Prior case law analyzed the United States’ interest in navigable waters in Alaska under the reserved water rights doctrine. Id. at 933. Under this doctrine, when the federal government “withdraws its land from the public domain and reserves it for a federal purpose,” the government impliedly “reserves appurtenant water then unappropriated to the extent needed to accomplish the purpose of the reservation.” Id. The reserved right in unappropriated water vests on the date of the reservation and is superior to the rights of future appropriations. Id. As pointed out by the court, “‘[t]he United States has reserved vast parcels of land in Alaska for federal purposes through a myriad of statutes,’ including ANILCA, and thereby has ‘implicitly reserved appurtenant waters, including appurtenant navigable waters, to the extent needed to accomplish the purposes of the reservations.’” Id. The court, bound under precedent, determined that because the body of water at issue is “actually situated within the boundaries of federal reservations,” it is “reasonable to conclude that the United States had an interest in such waters for the primary purposes of the reservations.” Id. at 934.

After finding the United States had an implied reservation of water rights with regard to waters within the National Preserve in Alaska, which thereby rendered the Nation River “public land” as defined by ANILCA and subject to Park Service regulations, the court then emphasized President Carter’s reservation of the National Preserve prior to the enactment of ANILCA. Id. at 934–35. Per this reservation, the National Preserve was to be managed “for the protection of . . . historical, archeological, biological, [and] geological . . . phenomena,” including habitat for “isolated wild populations of Dall sheep, moose, bear, wolf, and other large mammals.” Id.
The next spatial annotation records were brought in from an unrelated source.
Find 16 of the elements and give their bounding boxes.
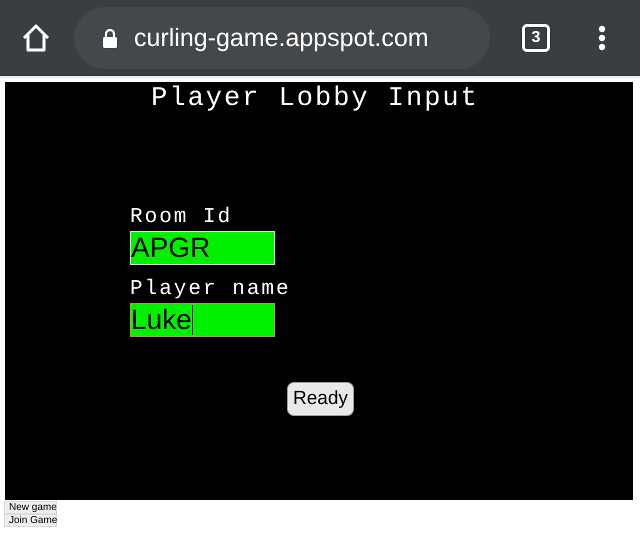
ready-button[interactable]: Ready (287, 382, 354, 416)
input-field[interactable]: APGR (130, 231, 275, 265)
address-bar[interactable]: curling-game.appspot.com (74, 7, 490, 69)
menu-button[interactable]: Join Game (4, 514, 57, 527)
field-value: Luke (131, 306, 192, 334)
input-field[interactable]: Luke (130, 303, 275, 337)
tab-count[interactable]: 3 (522, 24, 550, 52)
lock-icon (102, 28, 118, 48)
field-label: Player name (130, 278, 292, 301)
lobby-title: Player Lobby Input (150, 83, 480, 114)
menu-button[interactable]: New game (4, 501, 57, 514)
home-icon[interactable] (21, 23, 51, 53)
field-label: Room Id (130, 206, 234, 229)
field-value: APGR (131, 234, 210, 262)
url-text: curling-game.appspot.com (134, 24, 429, 52)
menu-icon[interactable] (598, 25, 606, 51)
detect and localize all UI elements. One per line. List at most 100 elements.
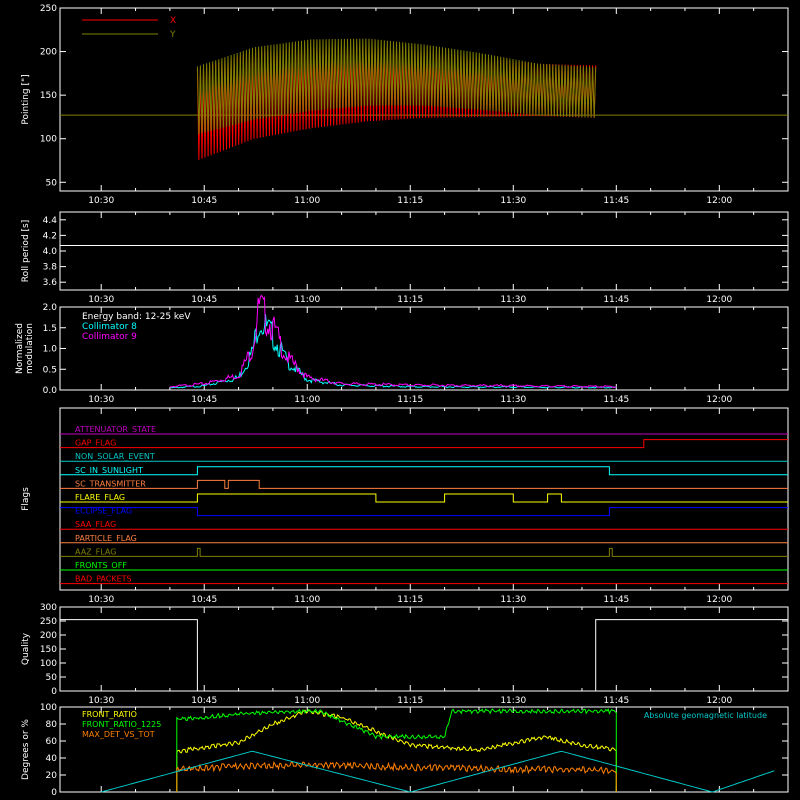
legend-label: Collimator 9	[82, 332, 137, 342]
y-tick-label: 4.2	[43, 231, 57, 241]
y-tick-label: 200	[40, 48, 57, 58]
x-tick-label: 11:15	[397, 595, 423, 605]
y-tick-label: 50	[46, 673, 58, 683]
y-tick-label: 3.8	[43, 263, 58, 273]
y-tick-label: 50	[46, 178, 58, 188]
series-line-Collimator-8	[169, 314, 617, 389]
x-tick-label: 11:15	[397, 696, 423, 706]
x-tick-label: 11:45	[603, 696, 629, 706]
y-tick-label: 300	[40, 603, 57, 613]
legend-label: Y	[169, 30, 176, 40]
y-tick-label: 1.5	[43, 324, 57, 334]
y-tick-label: 0	[51, 687, 57, 697]
series-line-front-ratio-1225	[176, 708, 617, 792]
x-tick-label: 10:45	[191, 295, 217, 305]
flag-line-sc-in-sunlight	[60, 466, 788, 476]
y-tick-label: 200	[40, 631, 57, 641]
y-tick-label: 150	[40, 91, 57, 101]
y-axis-label: Degrees or %	[21, 719, 31, 780]
y-tick-label: 100	[40, 135, 57, 145]
y-axis-label: Quality	[21, 632, 31, 665]
flag-line-aaz-flag	[60, 547, 788, 557]
x-tick-label: 12:00	[706, 395, 732, 405]
legend-label: Collimator 8	[82, 322, 137, 332]
x-tick-label: 12:00	[706, 696, 732, 706]
x-tick-label: 10:45	[191, 595, 217, 605]
y-tick-label: 80	[46, 720, 58, 730]
flag-line-sc-transmitter	[60, 479, 788, 489]
flag-label: SAA_FLAG	[75, 520, 116, 529]
x-tick-label: 10:30	[88, 395, 114, 405]
x-tick-label: 11:15	[397, 196, 423, 206]
panel-frame-3	[59, 407, 789, 591]
y-axis-label: Roll period [s]	[21, 220, 31, 282]
x-tick-label: 10:30	[88, 196, 114, 206]
series-line-max-det-vs-tot	[176, 760, 617, 792]
quality-line	[60, 619, 788, 692]
y-axis-label: Pointing ["]	[21, 74, 31, 124]
x-tick-label: 11:45	[603, 395, 629, 405]
x-tick-label: 10:30	[88, 295, 114, 305]
panel-frame-1	[59, 211, 789, 291]
y-tick-label: 60	[46, 737, 58, 747]
x-tick-label: 11:00	[294, 696, 320, 706]
y-tick-label: 100	[40, 703, 57, 713]
y-tick-label: 40	[46, 754, 58, 764]
flag-label: PARTICLE_FLAG	[75, 534, 137, 543]
x-tick-label: 11:45	[603, 295, 629, 305]
x-tick-label: 11:00	[294, 595, 320, 605]
flag-label: AAZ_FLAG	[75, 547, 116, 556]
y-tick-label: 0.0	[43, 386, 58, 396]
x-tick-label: 11:00	[294, 295, 320, 305]
legend-label: Absolute geomagnetic latitude	[644, 711, 767, 720]
y-axis-label: Flags	[21, 487, 31, 511]
series-line-Collimator-9	[169, 294, 617, 389]
y-tick-label: 3.6	[43, 278, 58, 288]
energy-band-annotation: Energy band: 12-25 keV	[82, 312, 191, 322]
x-tick-label: 11:45	[603, 196, 629, 206]
x-tick-label: 11:15	[397, 395, 423, 405]
y-axis-label: Normalizedmodulation	[15, 323, 35, 374]
series-line-front-ratio	[176, 709, 617, 792]
legend-label: MAX_DET_VS_TOT	[82, 730, 155, 739]
flag-line-flare-flag	[60, 493, 788, 503]
legend-label: FRONT_RATIO_1225	[82, 720, 161, 729]
series-line-absolute-geomagnetic-latitude	[101, 750, 775, 793]
x-tick-label: 10:45	[191, 395, 217, 405]
flag-line-gap-flag	[60, 439, 788, 449]
flag-label: FLARE_FLAG	[75, 493, 125, 502]
x-tick-label: 11:30	[500, 196, 526, 206]
y-tick-label: 0.5	[43, 365, 57, 375]
y-tick-label: 100	[40, 659, 57, 669]
x-tick-label: 11:30	[500, 395, 526, 405]
y-tick-label: 4.0	[43, 247, 58, 257]
x-tick-label: 11:45	[603, 595, 629, 605]
y-tick-label: 2.0	[43, 303, 58, 313]
x-tick-label: 10:45	[191, 696, 217, 706]
flag-line-eclipse-flag	[60, 507, 788, 517]
flag-label: FRONTS_OFF	[75, 561, 127, 570]
x-tick-label: 12:00	[706, 196, 732, 206]
plot-canvas: 10:30 10:45 11:00 11:15 11:30 11:45 12:00 50 100…	[0, 0, 800, 800]
y-tick-label: 250	[40, 617, 57, 627]
x-tick-label: 11:00	[294, 196, 320, 206]
flag-label: BAD_PACKETS	[75, 575, 132, 584]
x-tick-label: 11:30	[500, 696, 526, 706]
y-tick-label: 150	[40, 645, 57, 655]
flag-label: ECLIPSE_FLAG	[75, 507, 132, 516]
x-tick-label: 10:30	[88, 696, 114, 706]
x-tick-label: 10:30	[88, 595, 114, 605]
x-tick-label: 10:45	[191, 196, 217, 206]
y-tick-label: 1.0	[43, 345, 58, 355]
y-tick-label: 0	[51, 788, 57, 798]
legend-label: X	[170, 16, 176, 26]
flag-label: SC_TRANSMITTER	[75, 479, 146, 488]
flag-label: ATTENUATOR_STATE	[75, 425, 156, 434]
y-tick-label: 4.4	[43, 216, 58, 226]
flag-label: NON_SOLAR_EVENT	[75, 452, 155, 461]
x-tick-label: 11:30	[500, 595, 526, 605]
flag-label: SC_IN_SUNLIGHT	[75, 466, 143, 475]
y-tick-label: 250	[40, 4, 57, 14]
flag-label: GAP_FLAG	[75, 439, 116, 448]
x-tick-label: 12:00	[706, 595, 732, 605]
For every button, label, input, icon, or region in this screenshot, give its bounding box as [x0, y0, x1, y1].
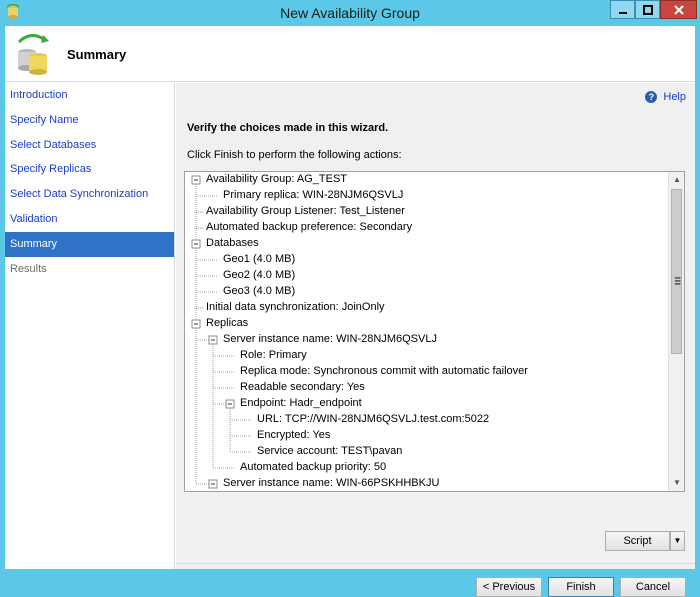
minimize-icon	[618, 11, 627, 14]
tree-node: Primary replica: WIN-28NJM6QSVLJ	[223, 189, 404, 201]
page-title: Summary	[67, 47, 127, 62]
tree-node: Service account: TEST\pavan	[257, 445, 403, 457]
tree-node: Role: Primary	[240, 349, 307, 361]
tree-node: Replicas	[206, 317, 249, 329]
cancel-button[interactable]: Cancel	[620, 577, 686, 597]
sidebar-item-summary[interactable]: Summary	[5, 231, 174, 257]
maximize-button[interactable]	[635, 0, 660, 19]
tree-node: Readable secondary: Yes	[240, 381, 365, 393]
tree-node: Automated backup preference: Secondary	[206, 221, 413, 233]
collapse-icon	[225, 399, 235, 409]
summary-tree[interactable]: Availability Group: AG_TEST Primary repli…	[184, 171, 685, 492]
tree-node: Geo2 (4.0 MB)	[223, 269, 296, 281]
tree-node: Automated backup priority: 50	[240, 461, 387, 473]
chevron-down-icon: ▼	[673, 536, 682, 545]
wizard-sidebar: Introduction Specify Name Select Databas…	[5, 83, 175, 569]
tree-node: Server instance name: WIN-66PSKHHBKJU	[223, 477, 440, 489]
wizard-window: New Availability Group Summary Introduct…	[0, 0, 700, 597]
close-button[interactable]	[660, 0, 697, 19]
tree-node: Replica mode: Synchronous commit with au…	[240, 365, 528, 377]
sidebar-item-results: Results	[10, 262, 47, 275]
sidebar-item-specify-name[interactable]: Specify Name	[5, 108, 174, 133]
collapse-icon	[191, 319, 201, 329]
close-icon	[673, 4, 684, 15]
tree-node: Geo1 (4.0 MB)	[223, 253, 296, 265]
minimize-button[interactable]	[610, 0, 635, 19]
previous-button[interactable]: < Previous	[476, 577, 542, 597]
maximize-icon	[642, 4, 653, 15]
tree-node: Databases	[206, 237, 259, 249]
scroll-up-icon[interactable]: ▲	[669, 172, 684, 188]
collapse-icon	[191, 175, 201, 185]
collapse-icon	[208, 335, 218, 345]
summary-panel: ? Help Verify the choices made in this w…	[176, 83, 695, 597]
help-link[interactable]: ? Help	[645, 91, 686, 103]
tree-node: Encrypted: Yes	[257, 429, 331, 441]
tree-node: Availability Group Listener: Test_Listen…	[206, 205, 405, 217]
footer-divider	[176, 563, 695, 564]
finish-button[interactable]: Finish	[548, 577, 614, 597]
tree-node: Server instance name: WIN-28NJM6QSVLJ	[223, 333, 437, 345]
collapse-icon	[208, 479, 218, 489]
title-bar[interactable]: New Availability Group	[0, 0, 700, 26]
verify-heading: Verify the choices made in this wizard.	[187, 122, 389, 134]
availability-group-icon	[17, 34, 49, 75]
tree-node: URL: TCP://WIN-28NJM6QSVLJ.test.com:5022	[257, 413, 490, 425]
tree-node: Endpoint: Hadr_endpoint	[240, 397, 362, 409]
help-icon: ?	[645, 91, 658, 103]
sidebar-item-select-databases[interactable]: Select Databases	[5, 133, 174, 158]
instruction-text: Click Finish to perform the following ac…	[187, 149, 402, 161]
grip-icon: ━ ━ ━	[675, 273, 681, 289]
sidebar-item-select-data-synchronization[interactable]: Select Data Synchronization	[5, 182, 174, 207]
vertical-scrollbar[interactable]: ▲ ━ ━ ━ ▼	[668, 172, 684, 491]
collapse-icon	[191, 239, 201, 249]
tree-node: Availability Group: AG_TEST	[206, 173, 348, 185]
wizard-client-area: Summary Introduction Specify Name Select…	[5, 26, 695, 597]
script-button[interactable]: Script	[605, 531, 670, 551]
sidebar-item-introduction[interactable]: Introduction	[5, 83, 174, 108]
window-title: New Availability Group	[280, 5, 420, 21]
help-label: Help	[663, 91, 686, 103]
scrollbar-thumb[interactable]: ━ ━ ━	[671, 189, 682, 354]
tree-node: Initial data synchronization: JoinOnly	[206, 301, 385, 313]
sidebar-item-validation[interactable]: Validation	[5, 207, 174, 232]
script-dropdown-button[interactable]: ▼	[670, 531, 685, 551]
sidebar-item-specify-replicas[interactable]: Specify Replicas	[5, 157, 174, 182]
tree-connector-lines	[191, 175, 251, 489]
wizard-header: Summary	[5, 26, 695, 82]
scroll-down-icon[interactable]: ▼	[669, 475, 684, 491]
tree-node: Geo3 (4.0 MB)	[223, 285, 296, 297]
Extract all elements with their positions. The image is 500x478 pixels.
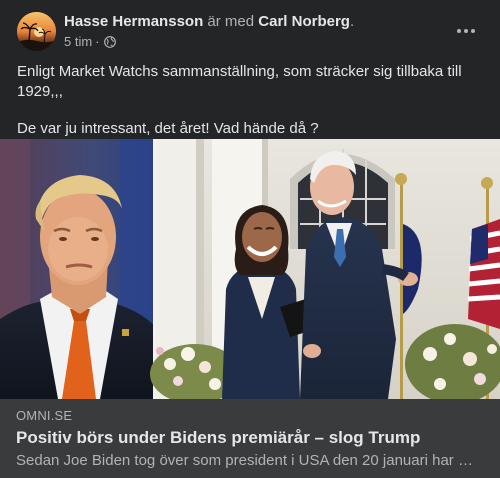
post-meta: 5 tim ·: [64, 34, 116, 49]
link-domain: OMNI.SE: [16, 408, 73, 423]
meta-separator: ·: [95, 34, 100, 49]
more-horizontal-icon: [457, 29, 461, 33]
link-preview-card[interactable]: OMNI.SE Positiv börs under Bidens premiä…: [0, 399, 500, 478]
tagged-suffix: .: [349, 13, 355, 30]
author-line: Hasse Hermansson är med Carl Norberg.: [64, 13, 354, 31]
post-text-paragraph: Enligt Market Watchs sammanställning, so…: [17, 63, 462, 100]
author-name[interactable]: Hasse Hermansson: [64, 13, 203, 30]
post-body: Enligt Market Watchs sammanställning, so…: [17, 62, 487, 139]
more-dot: [464, 29, 468, 33]
link-title[interactable]: Positiv börs under Bidens premiärår – sl…: [16, 428, 420, 448]
post-text-paragraph: De var ju intressant, det året! Vad händ…: [17, 120, 319, 137]
post-timestamp[interactable]: 5 tim: [64, 34, 92, 49]
sunset-palm-avatar-image: [17, 12, 56, 51]
more-options-button[interactable]: [448, 16, 484, 46]
tagged-person-name[interactable]: Carl Norberg: [258, 13, 350, 30]
globe-icon[interactable]: [103, 35, 116, 48]
more-dot: [471, 29, 475, 33]
news-photo-collage: [0, 139, 500, 399]
link-description: Sedan Joe Biden tog över som president i…: [16, 452, 473, 469]
author-avatar[interactable]: [17, 12, 56, 51]
post-header: Hasse Hermansson är med Carl Norberg. 5 …: [0, 0, 500, 56]
with-text: är med: [207, 13, 255, 30]
link-preview-image[interactable]: [0, 139, 500, 399]
facebook-post: Hasse Hermansson är med Carl Norberg. 5 …: [0, 0, 500, 478]
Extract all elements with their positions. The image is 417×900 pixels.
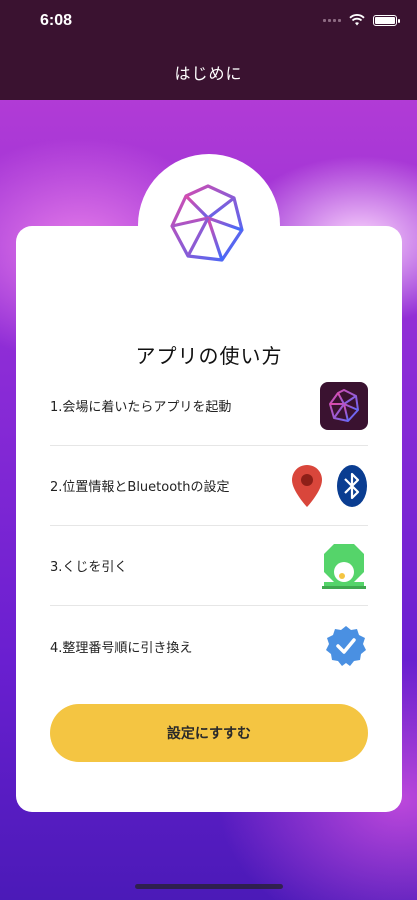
step-label: 1.会場に着いたらアプリを起動 [50, 400, 232, 415]
app-logo [138, 154, 280, 296]
icosahedron-logo-icon [170, 184, 244, 262]
battery-icon [373, 14, 400, 26]
cellular-signal-icon [323, 18, 341, 22]
list-item: 1.会場に着いたらアプリを起動 [50, 366, 368, 446]
card-title: アプリの使い方 [135, 344, 283, 368]
status-time: 6:08 [40, 12, 73, 29]
lottery-machine-icon [322, 543, 366, 589]
list-item: 4.整理番号順に引き換え [50, 606, 368, 686]
app-logo-icon [320, 381, 368, 430]
home-indicator[interactable] [135, 884, 283, 889]
wifi-icon [349, 14, 365, 26]
proceed-to-settings-button[interactable]: 設定にすすむ [50, 704, 368, 762]
list-item: 2.位置情報とBluetoothの設定 [50, 446, 368, 526]
status-bar: 6:08 [0, 0, 417, 44]
page-title: はじめに [174, 64, 243, 83]
how-to-card: アプリの使い方 1.会場に着いたらアプリを起動 2.位置情報とBluetooth… [16, 226, 402, 812]
status-icons [323, 14, 400, 26]
list-item: 3.くじを引く [50, 526, 368, 606]
verified-check-icon [326, 626, 366, 666]
location-pin-icon [292, 464, 322, 507]
step-label: 3.くじを引く [50, 560, 128, 575]
steps-list: 1.会場に着いたらアプリを起動 2.位置情報とBluetoothの設定 3.くじ… [50, 366, 368, 686]
navigation-bar: はじめに [0, 44, 417, 100]
step-label: 4.整理番号順に引き換え [50, 640, 193, 656]
bluetooth-icon [337, 464, 367, 507]
step-label: 2.位置情報とBluetoothの設定 [50, 480, 230, 495]
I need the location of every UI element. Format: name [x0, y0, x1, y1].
The court determined the Park Service’s prohibition of hovercraft, which can provide virtually unlimited access to park areas and introduce a mechanical mode of transportation into locations where the intrusion of motorized equipment by sight or sound is generally inappropriate, is consistent with congressional intent. Id. at 935. Specifically, the hovercraft ban serves the purpose of keeping waterways in their undeveloped natural condition to protect wildlife habitat. Id.

In a concurring opinion, Circuit Judge Nelson states this case has “has nothing to do” with the reserved water rights doctrine and should have been addressed under the Commerce Clause. Id. at 937. Even under the Commerce Clause, the concurrence is of the opinion the federal regulation of Alaska’s navigable water is proper. Id. at 938.